Douglas Holtz-Eakin, who was a top economic adviser to President George W. Bush and later a director of the CBO [Congressional Budget Office], noted that the lower deficits won’t kick in until five years from now and won’t be very large over the next decade considering the size of the economy.

“$30 billion a year in a $21 trillion economy isn’t going to move the needle,” Holtz-Eakin said, referring to the estimated amount of deficit reduction spread over 10 years.

He also noted that Congress has recently passed other legislation to subsidize semiconductor production in the U.S. and expand veterans’ health care, and suggested that those laws will spend more than the Inflation Reduction Act will save.

The Bottom Line

Insofar as the Inflation Reduction Act reduces inflation at all, which as we have shown will be minimal, it will at best only reduce inflation in the future–when the drug negotiating kicks in, when or if we have domestic rare earth sources, when or if electric vehicles are totally American made, after the small deficit reduction kicks in in five years–but when or if that future comes, we might not even have inflation!
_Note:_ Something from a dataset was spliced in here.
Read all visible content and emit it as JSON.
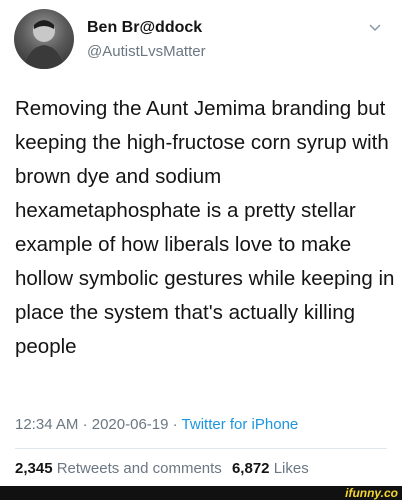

The new law amounts to a jobs program for college-educated white collar workers who want a career with the IRS and offers, if only on paper, subsidies for affluent, environmentally-sensitive Americans who want to buy an electric car.  Most of both groups are already Democratic constituents.  And many senior citizens might be induced to vote for Democrats if it advances their interests by enhancing Social Security or Medicare.  The working class, though–oil field workers, auto mechanics, factory workers, truck drivers, farmers, etc.–won’t be getting much help and might even be hurt by the bill, but they have left the Democratic party long ago and are now Trump supporters, so they apparently don’t count.

But even those political payoffs and paybacks don’t seem to have been thought through, with so many of the alleged benefits back loaded into the theoretical future.

Aside from sneaking through many items on the Democrats’ wish list, the Inflation Reduction Act also demonstrates the incompetence, hypocrisy, and deception of our lawmakers.